La robe de Tamara
Liliane Fainsilber
Rosa m'avait oubliée depuis de longs mois sur un cintre dans l'armoire de sa chambre. Je commençais à me demander en quoi, j'avais bien pu la fâcher. Je m'en inquiétais d'autant plus qu'elle me préférait depuis un vieux jean tout troué ainsi qu'un pauvre débardeur de couleur indéterminée à force d'avoir été porté et lavé. Je pensais qu'il devait se passer quelque chose de grave dans sa vie pour qu'elle me néglige ainsi, moi, sa robe préférée, la compagne de toutes ses sorties.

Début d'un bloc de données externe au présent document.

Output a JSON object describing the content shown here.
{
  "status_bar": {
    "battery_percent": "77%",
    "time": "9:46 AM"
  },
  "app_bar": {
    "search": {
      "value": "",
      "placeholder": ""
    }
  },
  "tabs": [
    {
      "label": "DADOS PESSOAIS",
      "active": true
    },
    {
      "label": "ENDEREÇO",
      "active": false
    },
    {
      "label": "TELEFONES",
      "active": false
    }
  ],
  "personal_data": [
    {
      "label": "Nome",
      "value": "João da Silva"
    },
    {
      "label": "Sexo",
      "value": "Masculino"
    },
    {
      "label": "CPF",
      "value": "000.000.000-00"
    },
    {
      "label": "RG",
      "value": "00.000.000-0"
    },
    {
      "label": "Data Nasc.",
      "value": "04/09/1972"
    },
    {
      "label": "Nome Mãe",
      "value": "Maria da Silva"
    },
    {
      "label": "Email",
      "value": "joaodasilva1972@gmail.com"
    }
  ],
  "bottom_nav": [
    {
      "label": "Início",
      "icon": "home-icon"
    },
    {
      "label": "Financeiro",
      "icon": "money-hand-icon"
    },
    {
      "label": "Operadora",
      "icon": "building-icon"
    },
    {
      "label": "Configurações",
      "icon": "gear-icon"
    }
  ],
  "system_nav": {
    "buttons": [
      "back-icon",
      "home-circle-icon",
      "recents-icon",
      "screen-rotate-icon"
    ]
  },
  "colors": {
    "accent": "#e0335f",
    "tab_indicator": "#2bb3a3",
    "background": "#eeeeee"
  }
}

J'avais eu beau essayer de saisir quelques bribes de conversation à travers les portes de l'armoire, je n'avais pas réussi à savoir ce qui se passait dans le monde extérieur, dans son monde à elle. Comme je ne pouvais pas parler, je ne pouvais donc pas le lui demander et j'en étais réduite à l'imaginer. Un jour par la porte justement entr'ouverte, je l'avais vu allongée sur son lit en train de pleurer, sans doute quelques chagrins d'amour étaient-ils la cause du désintérêt soudain qu'elle me portait. J'avais beau essayer de briller de toutes mes couleurs chatoyantes, aucun de mes charmes déployés ne pouvait attirer son attention sur moi.

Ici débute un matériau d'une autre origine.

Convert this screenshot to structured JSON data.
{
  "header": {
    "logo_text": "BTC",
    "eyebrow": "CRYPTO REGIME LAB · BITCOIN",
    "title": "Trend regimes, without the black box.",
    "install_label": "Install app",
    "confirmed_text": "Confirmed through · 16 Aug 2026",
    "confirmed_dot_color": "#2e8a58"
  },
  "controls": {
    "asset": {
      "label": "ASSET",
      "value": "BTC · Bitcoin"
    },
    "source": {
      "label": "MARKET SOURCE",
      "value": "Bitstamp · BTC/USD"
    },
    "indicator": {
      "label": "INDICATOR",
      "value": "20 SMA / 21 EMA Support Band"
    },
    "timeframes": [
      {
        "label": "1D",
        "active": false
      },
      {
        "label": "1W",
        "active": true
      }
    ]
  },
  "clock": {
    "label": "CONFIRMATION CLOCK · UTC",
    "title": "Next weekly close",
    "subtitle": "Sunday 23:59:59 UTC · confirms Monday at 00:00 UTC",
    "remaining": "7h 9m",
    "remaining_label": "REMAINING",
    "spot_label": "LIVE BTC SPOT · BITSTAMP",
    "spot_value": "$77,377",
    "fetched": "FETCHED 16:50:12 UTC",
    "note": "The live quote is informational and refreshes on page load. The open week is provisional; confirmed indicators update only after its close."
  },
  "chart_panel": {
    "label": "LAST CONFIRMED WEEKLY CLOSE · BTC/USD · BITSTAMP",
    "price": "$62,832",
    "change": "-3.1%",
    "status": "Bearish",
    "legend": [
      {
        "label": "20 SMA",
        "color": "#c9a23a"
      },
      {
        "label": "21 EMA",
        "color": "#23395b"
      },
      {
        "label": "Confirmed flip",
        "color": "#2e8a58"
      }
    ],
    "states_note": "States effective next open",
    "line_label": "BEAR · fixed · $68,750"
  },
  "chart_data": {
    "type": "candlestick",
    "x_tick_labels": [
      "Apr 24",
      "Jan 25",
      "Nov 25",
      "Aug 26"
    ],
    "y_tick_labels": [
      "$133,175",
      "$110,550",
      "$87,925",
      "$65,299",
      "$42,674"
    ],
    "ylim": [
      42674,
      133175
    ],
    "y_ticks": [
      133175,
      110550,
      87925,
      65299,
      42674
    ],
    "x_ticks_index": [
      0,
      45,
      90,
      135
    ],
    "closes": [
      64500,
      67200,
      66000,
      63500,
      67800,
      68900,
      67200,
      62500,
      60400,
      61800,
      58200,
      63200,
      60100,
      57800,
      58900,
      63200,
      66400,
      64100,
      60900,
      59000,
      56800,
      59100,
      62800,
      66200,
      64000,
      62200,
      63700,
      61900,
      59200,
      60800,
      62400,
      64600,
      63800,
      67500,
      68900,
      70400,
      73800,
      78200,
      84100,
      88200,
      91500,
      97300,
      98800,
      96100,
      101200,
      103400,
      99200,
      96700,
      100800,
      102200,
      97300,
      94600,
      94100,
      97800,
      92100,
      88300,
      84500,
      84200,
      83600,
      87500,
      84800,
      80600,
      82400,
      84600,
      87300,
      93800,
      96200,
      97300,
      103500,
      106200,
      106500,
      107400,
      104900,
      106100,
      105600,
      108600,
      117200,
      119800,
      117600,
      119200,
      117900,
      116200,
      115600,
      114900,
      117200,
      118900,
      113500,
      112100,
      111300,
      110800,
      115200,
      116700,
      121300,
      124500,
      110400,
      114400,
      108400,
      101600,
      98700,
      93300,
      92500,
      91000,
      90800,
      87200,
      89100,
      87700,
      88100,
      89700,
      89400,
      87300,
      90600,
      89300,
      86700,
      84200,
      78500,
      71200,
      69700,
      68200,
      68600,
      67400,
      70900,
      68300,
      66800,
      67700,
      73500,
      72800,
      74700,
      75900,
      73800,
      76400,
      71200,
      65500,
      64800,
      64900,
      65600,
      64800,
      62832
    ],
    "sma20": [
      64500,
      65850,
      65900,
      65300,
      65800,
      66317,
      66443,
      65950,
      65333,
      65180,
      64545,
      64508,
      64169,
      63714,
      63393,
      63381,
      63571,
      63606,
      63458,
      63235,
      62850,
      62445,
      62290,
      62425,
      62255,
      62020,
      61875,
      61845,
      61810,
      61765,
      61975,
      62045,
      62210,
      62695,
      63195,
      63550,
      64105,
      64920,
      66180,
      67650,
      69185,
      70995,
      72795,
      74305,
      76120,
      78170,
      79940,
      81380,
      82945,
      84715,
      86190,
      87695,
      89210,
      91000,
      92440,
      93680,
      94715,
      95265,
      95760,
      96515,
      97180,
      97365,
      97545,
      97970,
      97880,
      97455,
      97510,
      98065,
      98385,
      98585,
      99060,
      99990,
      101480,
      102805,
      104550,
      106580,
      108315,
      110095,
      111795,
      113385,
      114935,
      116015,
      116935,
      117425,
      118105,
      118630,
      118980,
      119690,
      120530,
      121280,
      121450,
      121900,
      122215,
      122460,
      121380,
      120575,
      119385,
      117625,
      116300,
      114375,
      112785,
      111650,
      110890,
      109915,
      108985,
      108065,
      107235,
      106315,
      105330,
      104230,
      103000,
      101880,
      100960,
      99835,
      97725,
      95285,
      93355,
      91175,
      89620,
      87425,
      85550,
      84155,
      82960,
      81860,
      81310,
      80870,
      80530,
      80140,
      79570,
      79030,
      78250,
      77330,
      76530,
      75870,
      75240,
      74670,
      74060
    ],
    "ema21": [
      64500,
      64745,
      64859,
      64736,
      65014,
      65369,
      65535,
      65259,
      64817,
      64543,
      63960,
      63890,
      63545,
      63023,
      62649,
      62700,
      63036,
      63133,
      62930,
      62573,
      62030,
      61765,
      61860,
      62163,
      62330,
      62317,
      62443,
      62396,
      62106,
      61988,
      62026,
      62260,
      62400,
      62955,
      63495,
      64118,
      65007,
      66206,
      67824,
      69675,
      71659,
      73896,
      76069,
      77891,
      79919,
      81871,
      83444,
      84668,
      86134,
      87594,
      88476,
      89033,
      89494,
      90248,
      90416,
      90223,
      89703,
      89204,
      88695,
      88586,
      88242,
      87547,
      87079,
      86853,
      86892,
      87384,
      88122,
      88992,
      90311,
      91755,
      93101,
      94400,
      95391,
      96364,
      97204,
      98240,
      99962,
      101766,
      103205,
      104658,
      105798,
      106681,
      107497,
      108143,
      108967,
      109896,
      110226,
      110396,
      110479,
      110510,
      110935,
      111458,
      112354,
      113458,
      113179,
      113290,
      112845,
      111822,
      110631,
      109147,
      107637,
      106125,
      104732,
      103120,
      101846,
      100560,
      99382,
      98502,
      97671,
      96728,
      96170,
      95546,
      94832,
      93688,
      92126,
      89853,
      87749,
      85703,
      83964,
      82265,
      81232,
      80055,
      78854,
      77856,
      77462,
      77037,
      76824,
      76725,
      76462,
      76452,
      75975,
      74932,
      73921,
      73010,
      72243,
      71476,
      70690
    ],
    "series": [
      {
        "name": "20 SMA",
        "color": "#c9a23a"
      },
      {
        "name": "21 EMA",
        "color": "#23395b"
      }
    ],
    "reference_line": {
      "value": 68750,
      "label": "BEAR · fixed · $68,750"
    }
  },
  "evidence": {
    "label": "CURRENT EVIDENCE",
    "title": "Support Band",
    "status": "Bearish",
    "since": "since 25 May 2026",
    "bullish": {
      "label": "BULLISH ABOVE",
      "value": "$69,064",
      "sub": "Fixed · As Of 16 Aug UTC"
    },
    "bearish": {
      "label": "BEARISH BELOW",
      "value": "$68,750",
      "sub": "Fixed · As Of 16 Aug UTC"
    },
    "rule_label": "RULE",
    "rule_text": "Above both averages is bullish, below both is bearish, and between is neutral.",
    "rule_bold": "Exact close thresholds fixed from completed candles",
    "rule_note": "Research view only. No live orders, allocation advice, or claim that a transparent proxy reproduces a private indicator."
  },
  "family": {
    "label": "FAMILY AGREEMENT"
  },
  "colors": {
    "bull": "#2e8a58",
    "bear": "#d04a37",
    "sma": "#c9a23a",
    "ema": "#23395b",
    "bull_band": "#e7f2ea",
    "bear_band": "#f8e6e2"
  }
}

Pourtant, un an avant, elle avait poussé la porte du Marché Saint Pierre, pour choisir le coupon de tissu dans lequel elle me taillerait et me coudrait. Elle a en effet des mains de fées. Elle avait choisi pour moi, un léger voile très coloré, un imprimé fleuri dans de beaux tons de bleus. Il avait quelque chose d'une toile de Chagall. Arrivée chez elle, elle avait disposé ce tissu sur la table de la salle à manger et armé de sa paire de ciseaux à couture avait commencé à me donner vie. Entre ses deux mains, piqué à la machine, voici que mon corsage avait pris forme. C'était un petit caraco, taillé très près du corps qui se prolongeait par une courte basque et qui, drapée sur ses hanches, exprimait sa féminité. Une jupe taillée en cercle me donnait beaucoup d'ampleur, ce qui me permettait de danser allègrement autour de ses jambes fuselées. Inutile de vous dire qu'en tant que sa nouvelle robe, je lui allais à ravir et que nous étions donc prêtes toutes les deux à aller danser.

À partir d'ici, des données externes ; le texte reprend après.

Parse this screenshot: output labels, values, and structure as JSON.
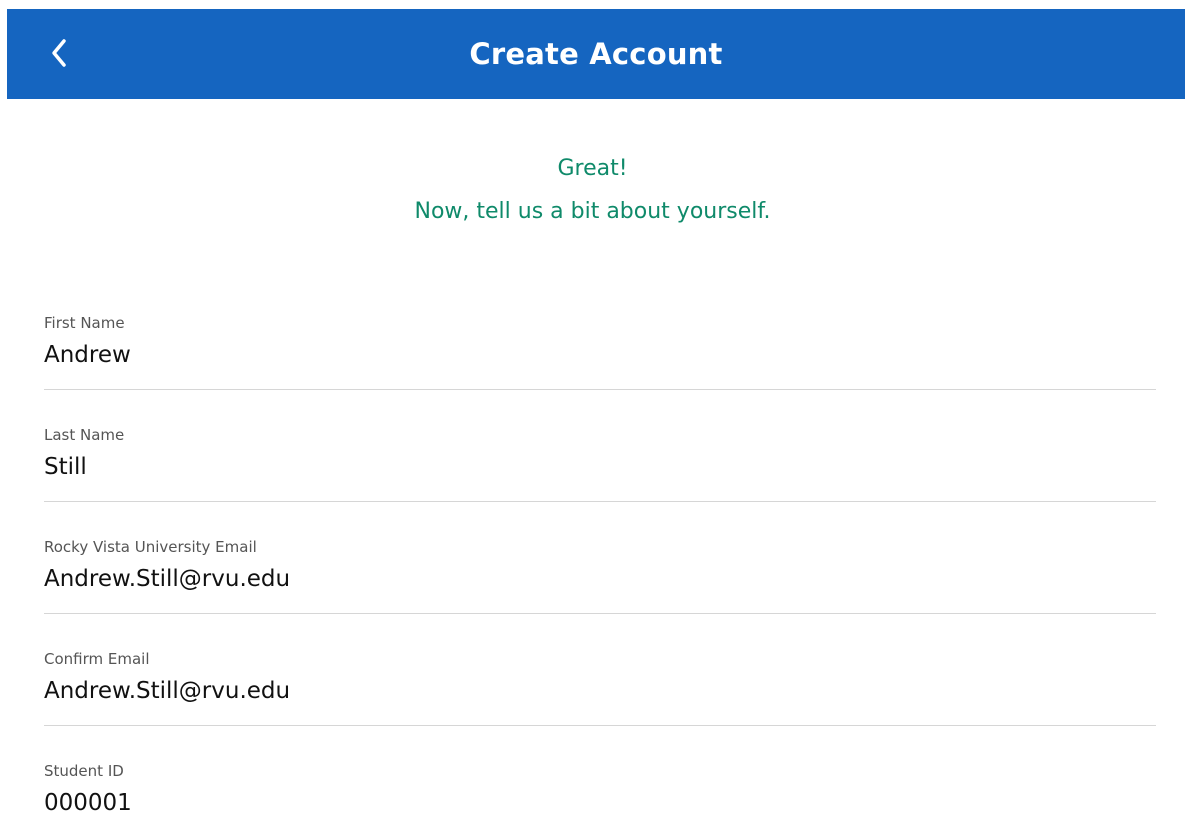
{
  "header": {
    "title": "Create Account",
    "back_icon": "chevron-left-icon",
    "background_color": "#1565c0"
  },
  "intro": {
    "line1": "Great!",
    "line2": "Now, tell us a bit about yourself.",
    "color": "#0f8a6a"
  },
  "form": {
    "fields": [
      {
        "label": "First Name",
        "value": "Andrew"
      },
      {
        "label": "Last Name",
        "value": "Still"
      },
      {
        "label": "Rocky Vista University Email",
        "value": "Andrew.Still@rvu.edu"
      },
      {
        "label": "Confirm Email",
        "value": "Andrew.Still@rvu.edu"
      },
      {
        "label": "Student ID",
        "value": "000001"
      }
    ]
  }
}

Malgré ces débuts idylliques, j'étais donc maintenant abandonnée. Quelques temps après, la porte de l'armoire s'ouvrit et me poussant brutalement d'un cran, Rosa suspendit sur un cintre une nouvelle robe d'un rouge écarlate qui manifestement venait de la haute, de la haute couture. J'en éprouvais un grand chagrin mais aussi une intense jalousie. Ce n'était cependant que le début de mes épreuves. Bientôt je fus rangée dans un grand sac avec quelques autres habits dont elle ne voulait plus et déposée dans une benne. Étroitement serrée dans un ballot de vêtements dans une insupportable promiscuité et transportée ainsi, sans aucun égard, d'un continent à l'autre, je me retrouvais toute désemparée sur un marché d'Afrique. Quel dépaysement ! J'avais au moins échappé à deux autres destins encore plus terribles, celui de me retrouver transformée en chiffon à poussière ou en pâte à papier ! Sur l'étal d'une fripière, au milieu de chatoyants boubous africains, je me demandais, en toute modestie, qui voudrait bien de moi, avec mes discrètes fleurs bleues. Foulée par de nombreuses mains, j'ai d'abord été essayée par de somptueuses matrones qui, en raison de leur opulence ne pouvaient pas, de toute évidence, envisager de se parer de moi sauf au prix de faire craquer toutes mes coutures. Mais en fin de soirée, à la tombée du jour, je vis arriver une mince adolescente vêtue de haillons. J'ai su tout de suite que c'était elle que je voulais habiller, c'était elle que je voulais embellir. Mais est-ce qu'elle aurait assez d'argent pour m'acheter. M'ayant, elle aussi choisie, elle négocia longuement mon prix avec la marchande et m'acheta pour deux euros ! C'est ainsi que depuis au lieu de me nommer Robe de Rosa, je m'appelle désormais Robe de Tamara. Certes je ne serai pas lavée souvent, car dans notre village il n'y a pas beaucoup d'eau, mais au moins je ne serais plus enfermée dans une armoire, car je serai son unique robe. Avec elle, j'irai garder tous les jours ses quelques chèvres dans la savane. Avec elle, je vieillirai tout doucement.